Steven Richardson played like a wrecking ball Saturday. Every snap, he delivered 300 pounds of wallop.

His disruptive pass rush resulted in two sacks, a forced fumble and a fumble recovery. He helped spearhead a dominating defensive performance by the Gophers in a 29-12 win over Northwestern in the home finale.

Richardson wasn't finished at the final horn, though. The defensive tackle carried a large chip on his shoulder into the postgame interview room.

"You know how it kind of went down," he said.

No, do tell.

"I was like really lowly recruited based on height," said Richardson, a Chicago native who is generously listed at 6 feet. Wink, wink.

"So I saw that guy come into my high school coach's office and just look me up and down and just look at me like I'm way too short to play the game," he continued. "It was really nice to play one of these types of game in front of him, just because he doubted you."

Richardson later acknowledged that he was referring to Northwestern coach Pat Fitzgerald.

The Gophers entire defense played like it was insulted on a frigid afternoon at a half-empty TCF Bank Stadium.

One week after crumbling in the second half at Nebraska, the Gophers defense delivered a dominant response in their most complete outing of the season.

The Gophers collected seven sacks, 12 tackles for loss, two takeaways and seven pass breakups.

"Boy," Tracy Claeys said, "they played hard."

Short, to the point and so very accurate.

The Gophers hit hard, swarmed to the ball and refused to concede an inch in several critical situations that could have changed the course of the game.

"We're not going to give up any points lightly," Richardson said.

One sequence defined their stinginess.

Northwestern trailed 9-0 late in the first half and had been unable to solve the Gophers' pressure.

The Wildcats moved inside the red zone, where they faced a fourth-and-1 from the 16 with 3:05 left until halftime. Fitzgerald called timeout to discuss his options.

Gophers linebacker Jack Lynn blew up the play ultimately called before it ever had a chance. He darted through the line and hit running back Justin Jackson for a 3-yard loss.
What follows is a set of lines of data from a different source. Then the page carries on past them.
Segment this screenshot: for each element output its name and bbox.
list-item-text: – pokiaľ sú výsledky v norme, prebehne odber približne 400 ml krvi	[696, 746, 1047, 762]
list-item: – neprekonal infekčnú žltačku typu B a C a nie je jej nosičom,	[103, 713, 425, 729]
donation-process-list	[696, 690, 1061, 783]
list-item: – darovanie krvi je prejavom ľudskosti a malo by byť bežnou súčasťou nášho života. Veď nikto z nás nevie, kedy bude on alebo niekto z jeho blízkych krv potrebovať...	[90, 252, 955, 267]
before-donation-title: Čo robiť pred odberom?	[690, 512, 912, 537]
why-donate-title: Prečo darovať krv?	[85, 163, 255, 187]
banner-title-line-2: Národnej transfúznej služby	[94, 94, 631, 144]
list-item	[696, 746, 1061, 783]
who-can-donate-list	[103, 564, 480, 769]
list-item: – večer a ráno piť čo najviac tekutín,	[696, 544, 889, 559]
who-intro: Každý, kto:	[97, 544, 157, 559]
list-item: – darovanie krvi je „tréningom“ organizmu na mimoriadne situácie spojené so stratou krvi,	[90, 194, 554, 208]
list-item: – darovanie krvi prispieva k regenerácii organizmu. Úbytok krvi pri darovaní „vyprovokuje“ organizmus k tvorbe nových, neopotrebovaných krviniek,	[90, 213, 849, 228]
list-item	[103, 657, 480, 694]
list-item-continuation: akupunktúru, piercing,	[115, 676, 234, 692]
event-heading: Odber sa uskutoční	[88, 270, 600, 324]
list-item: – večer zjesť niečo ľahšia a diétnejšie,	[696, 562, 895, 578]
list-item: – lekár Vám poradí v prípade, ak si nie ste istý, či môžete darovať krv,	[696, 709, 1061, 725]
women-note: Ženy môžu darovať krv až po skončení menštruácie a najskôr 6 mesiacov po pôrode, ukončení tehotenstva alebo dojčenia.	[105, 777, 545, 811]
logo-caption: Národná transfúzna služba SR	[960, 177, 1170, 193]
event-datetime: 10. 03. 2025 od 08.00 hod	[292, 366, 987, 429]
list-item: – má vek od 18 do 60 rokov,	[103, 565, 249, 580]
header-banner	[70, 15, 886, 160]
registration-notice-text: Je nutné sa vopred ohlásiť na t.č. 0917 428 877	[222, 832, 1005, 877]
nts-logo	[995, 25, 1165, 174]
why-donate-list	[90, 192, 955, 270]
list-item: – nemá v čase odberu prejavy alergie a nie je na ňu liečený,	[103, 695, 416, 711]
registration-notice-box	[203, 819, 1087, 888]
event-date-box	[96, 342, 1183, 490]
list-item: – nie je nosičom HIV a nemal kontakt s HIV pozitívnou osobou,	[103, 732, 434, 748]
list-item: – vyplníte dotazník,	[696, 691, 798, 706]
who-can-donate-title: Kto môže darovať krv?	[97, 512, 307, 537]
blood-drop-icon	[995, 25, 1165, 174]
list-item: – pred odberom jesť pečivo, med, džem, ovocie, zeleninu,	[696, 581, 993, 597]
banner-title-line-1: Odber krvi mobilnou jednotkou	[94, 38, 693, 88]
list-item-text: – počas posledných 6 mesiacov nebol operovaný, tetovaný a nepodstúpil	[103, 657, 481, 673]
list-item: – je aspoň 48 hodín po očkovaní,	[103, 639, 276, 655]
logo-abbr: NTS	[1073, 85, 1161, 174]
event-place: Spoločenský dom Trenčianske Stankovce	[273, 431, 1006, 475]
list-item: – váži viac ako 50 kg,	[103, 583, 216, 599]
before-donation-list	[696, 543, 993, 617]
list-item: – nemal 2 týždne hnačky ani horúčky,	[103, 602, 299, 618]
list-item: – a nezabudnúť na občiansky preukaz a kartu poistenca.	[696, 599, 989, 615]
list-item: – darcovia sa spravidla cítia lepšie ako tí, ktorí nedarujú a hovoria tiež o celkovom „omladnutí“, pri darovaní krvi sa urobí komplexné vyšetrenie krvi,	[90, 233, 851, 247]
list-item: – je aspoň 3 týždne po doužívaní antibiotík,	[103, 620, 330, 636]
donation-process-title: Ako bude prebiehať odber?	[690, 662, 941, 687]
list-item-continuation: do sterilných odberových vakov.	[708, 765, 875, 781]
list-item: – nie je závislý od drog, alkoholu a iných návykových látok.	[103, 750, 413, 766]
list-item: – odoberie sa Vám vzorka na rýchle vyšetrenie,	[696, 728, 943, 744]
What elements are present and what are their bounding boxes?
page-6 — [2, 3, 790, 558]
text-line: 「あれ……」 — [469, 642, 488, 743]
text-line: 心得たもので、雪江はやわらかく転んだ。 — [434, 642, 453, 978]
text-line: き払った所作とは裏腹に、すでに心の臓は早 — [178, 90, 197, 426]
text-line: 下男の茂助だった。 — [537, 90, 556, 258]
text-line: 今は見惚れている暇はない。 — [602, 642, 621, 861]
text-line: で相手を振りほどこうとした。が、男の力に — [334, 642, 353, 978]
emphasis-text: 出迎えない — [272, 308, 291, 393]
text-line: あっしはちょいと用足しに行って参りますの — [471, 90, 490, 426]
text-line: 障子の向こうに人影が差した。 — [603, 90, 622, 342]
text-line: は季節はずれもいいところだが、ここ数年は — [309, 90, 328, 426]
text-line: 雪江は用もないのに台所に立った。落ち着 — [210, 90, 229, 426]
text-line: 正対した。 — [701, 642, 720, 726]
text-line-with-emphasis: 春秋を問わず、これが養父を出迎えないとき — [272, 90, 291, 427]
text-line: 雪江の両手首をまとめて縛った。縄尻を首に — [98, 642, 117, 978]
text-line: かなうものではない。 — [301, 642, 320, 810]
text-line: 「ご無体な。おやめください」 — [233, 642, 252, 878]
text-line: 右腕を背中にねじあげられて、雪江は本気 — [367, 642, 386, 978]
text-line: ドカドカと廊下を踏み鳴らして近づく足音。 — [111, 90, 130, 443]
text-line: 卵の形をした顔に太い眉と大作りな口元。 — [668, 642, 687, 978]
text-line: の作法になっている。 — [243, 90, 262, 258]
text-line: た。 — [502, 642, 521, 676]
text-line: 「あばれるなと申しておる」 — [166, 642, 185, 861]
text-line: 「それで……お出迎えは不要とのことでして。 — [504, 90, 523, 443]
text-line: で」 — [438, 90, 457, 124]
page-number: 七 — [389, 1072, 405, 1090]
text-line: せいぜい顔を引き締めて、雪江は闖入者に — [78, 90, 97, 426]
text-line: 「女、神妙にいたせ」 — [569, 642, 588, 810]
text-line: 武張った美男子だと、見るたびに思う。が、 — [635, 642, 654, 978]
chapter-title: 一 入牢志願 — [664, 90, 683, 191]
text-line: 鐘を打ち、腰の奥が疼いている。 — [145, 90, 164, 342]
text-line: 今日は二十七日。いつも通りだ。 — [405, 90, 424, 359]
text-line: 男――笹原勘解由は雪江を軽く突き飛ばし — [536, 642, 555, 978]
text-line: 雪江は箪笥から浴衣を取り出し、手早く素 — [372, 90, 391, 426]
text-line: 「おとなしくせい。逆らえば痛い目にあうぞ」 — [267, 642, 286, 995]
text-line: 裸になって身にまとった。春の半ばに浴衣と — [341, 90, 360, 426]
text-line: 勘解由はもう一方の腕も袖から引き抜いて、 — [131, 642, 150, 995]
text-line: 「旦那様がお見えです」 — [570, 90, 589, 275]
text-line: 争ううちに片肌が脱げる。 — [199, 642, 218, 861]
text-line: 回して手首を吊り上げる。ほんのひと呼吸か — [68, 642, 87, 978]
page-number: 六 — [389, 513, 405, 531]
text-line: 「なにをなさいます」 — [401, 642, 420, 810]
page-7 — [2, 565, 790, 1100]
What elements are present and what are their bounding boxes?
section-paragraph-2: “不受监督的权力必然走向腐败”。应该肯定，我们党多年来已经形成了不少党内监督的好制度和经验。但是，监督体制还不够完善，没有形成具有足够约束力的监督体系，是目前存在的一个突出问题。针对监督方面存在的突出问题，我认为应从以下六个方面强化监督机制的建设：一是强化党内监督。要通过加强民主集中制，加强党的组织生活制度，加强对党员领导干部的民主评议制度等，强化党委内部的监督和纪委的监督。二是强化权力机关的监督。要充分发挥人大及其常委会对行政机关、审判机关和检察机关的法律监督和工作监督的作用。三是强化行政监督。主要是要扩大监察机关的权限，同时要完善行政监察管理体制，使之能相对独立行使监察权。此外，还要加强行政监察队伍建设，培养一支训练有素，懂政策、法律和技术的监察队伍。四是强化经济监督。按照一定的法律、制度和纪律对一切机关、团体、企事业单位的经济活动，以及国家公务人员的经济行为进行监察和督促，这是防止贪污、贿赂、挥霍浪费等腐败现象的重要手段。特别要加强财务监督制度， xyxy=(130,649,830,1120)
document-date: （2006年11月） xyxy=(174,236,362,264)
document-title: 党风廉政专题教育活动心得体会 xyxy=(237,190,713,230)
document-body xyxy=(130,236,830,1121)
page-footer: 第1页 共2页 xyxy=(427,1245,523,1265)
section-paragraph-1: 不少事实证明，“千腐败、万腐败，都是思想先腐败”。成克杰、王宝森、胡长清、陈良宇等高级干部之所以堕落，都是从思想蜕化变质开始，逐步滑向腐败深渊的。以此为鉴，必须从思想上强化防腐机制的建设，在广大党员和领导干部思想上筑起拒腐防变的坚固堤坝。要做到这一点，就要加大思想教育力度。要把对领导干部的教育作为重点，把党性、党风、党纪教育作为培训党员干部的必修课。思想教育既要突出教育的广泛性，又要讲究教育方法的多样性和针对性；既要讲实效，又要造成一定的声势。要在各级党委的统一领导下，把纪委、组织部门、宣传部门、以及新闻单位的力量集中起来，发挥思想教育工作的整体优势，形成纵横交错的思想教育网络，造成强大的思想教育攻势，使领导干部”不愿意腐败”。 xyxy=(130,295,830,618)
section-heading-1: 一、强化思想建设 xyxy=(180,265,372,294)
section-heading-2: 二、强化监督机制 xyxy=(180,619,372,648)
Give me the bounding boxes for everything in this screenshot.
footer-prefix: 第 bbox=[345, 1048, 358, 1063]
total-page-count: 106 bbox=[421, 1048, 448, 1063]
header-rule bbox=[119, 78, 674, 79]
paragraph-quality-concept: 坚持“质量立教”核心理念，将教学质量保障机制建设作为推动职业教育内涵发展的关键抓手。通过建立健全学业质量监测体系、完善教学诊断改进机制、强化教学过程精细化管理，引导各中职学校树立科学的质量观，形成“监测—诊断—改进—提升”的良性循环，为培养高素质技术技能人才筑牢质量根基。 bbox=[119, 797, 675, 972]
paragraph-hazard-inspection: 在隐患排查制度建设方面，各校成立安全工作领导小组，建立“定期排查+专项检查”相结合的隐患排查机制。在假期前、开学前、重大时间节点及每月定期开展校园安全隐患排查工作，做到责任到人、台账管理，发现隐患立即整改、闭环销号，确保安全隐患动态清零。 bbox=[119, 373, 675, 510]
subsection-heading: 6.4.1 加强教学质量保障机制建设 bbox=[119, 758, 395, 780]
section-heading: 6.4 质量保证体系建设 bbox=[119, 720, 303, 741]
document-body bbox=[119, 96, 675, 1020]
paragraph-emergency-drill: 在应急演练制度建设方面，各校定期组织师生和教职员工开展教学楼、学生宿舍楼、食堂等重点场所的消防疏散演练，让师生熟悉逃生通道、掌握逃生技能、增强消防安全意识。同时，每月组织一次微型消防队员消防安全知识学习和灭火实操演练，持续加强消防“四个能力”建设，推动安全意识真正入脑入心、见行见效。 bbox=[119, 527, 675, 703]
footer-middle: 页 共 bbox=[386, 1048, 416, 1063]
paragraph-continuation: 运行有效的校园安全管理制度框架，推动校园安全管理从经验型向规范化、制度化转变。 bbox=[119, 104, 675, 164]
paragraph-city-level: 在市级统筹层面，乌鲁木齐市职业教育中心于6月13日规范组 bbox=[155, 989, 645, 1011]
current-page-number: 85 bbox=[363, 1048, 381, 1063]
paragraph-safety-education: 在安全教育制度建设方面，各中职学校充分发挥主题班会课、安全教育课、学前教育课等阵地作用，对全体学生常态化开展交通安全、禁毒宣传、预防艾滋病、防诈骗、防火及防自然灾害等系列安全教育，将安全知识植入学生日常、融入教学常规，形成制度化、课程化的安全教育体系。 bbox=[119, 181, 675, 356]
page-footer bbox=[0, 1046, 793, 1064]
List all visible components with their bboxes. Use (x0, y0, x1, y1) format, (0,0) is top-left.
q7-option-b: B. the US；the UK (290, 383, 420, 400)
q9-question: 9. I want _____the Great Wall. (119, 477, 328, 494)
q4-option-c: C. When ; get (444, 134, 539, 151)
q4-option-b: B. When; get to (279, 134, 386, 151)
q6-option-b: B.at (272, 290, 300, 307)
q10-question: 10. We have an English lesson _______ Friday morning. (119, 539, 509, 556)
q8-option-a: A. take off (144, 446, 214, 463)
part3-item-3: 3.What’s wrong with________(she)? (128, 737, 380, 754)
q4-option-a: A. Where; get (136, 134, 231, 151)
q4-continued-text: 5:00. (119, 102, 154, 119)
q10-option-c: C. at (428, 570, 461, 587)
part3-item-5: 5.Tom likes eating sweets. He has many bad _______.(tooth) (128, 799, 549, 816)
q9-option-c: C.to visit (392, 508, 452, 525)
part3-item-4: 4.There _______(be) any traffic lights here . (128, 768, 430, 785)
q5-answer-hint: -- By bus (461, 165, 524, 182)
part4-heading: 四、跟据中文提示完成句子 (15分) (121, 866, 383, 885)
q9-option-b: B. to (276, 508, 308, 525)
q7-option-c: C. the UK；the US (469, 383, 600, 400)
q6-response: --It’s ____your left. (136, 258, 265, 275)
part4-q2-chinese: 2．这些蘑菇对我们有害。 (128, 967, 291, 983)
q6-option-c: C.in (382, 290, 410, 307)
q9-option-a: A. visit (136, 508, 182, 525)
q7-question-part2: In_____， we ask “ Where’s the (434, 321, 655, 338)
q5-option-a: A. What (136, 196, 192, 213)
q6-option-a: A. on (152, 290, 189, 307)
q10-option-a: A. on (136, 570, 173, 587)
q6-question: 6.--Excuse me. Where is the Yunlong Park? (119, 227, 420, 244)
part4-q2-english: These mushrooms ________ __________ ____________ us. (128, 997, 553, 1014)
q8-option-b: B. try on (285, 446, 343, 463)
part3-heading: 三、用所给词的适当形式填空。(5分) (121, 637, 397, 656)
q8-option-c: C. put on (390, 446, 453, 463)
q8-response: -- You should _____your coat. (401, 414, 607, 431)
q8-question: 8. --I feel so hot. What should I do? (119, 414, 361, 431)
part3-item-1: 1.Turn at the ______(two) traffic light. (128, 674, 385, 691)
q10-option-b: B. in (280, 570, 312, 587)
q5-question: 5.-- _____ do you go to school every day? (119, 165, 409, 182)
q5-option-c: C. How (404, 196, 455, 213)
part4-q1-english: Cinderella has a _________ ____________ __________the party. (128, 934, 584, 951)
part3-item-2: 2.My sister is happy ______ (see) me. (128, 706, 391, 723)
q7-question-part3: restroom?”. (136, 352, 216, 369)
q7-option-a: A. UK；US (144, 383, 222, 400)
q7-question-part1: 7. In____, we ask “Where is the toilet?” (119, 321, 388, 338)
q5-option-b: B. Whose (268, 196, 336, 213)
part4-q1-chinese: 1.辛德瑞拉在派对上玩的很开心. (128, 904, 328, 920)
"We game-planned for them really well," Lynn said. "It was more about just reacting at that point."

The Gophers offense left points on the field after repeatedly being given favorable position, but the defense didn't need much help.

Richardson and Lynn were terrific but everyone pitched in.

Linebacker Blake Cashman continued his recent surge with a team-high 10 tackles, two sacks and a forced fumble. Six players were credited with at least half a sack. Ten players were involved in tackles for loss.

The pass rush was smothering, and holding any team to 2-for-15 on third down is usually a winning formula.

"Pass rush and run stopping," Richardson said. "They really couldn't do anything."

The Gophers lost their shutout bid in the third quarter after yet another targeting penalty caused tempers to flare on the field.

Safety Duke McGhee became the seventh Gophers player ejected for targeting this season after his helmet-to-helmet hit on receiver Austin Carr. That targeting call was a no-brainer.

The Wildcats took advantage to cut the lead to 15-6. Fitzgerald gambled by going for two with plenty of time left, but the conversion failed.

Fitzgerald made another head-scratching decision after his team caused a fumble by Jalen Myrick on the ensuing kickoff return.

The Gophers defense held to set up fourth-and-1 at the 13 with less than a minute left in the third quarter. Rather than attempt a 30-yard field goal and potentially cut the lead to six points before the start of the fourth quarter, Fitzgerald went for it again. A fourth-down pass fell incomplete.

That felt like a last-ditch effort. The Wildcats had no answer for a Gophers defense that fell apart in a deflating loss last week.

If reviewing their second half at Nebraska felt agonizing, the Gophers should take delight in watching this performance back.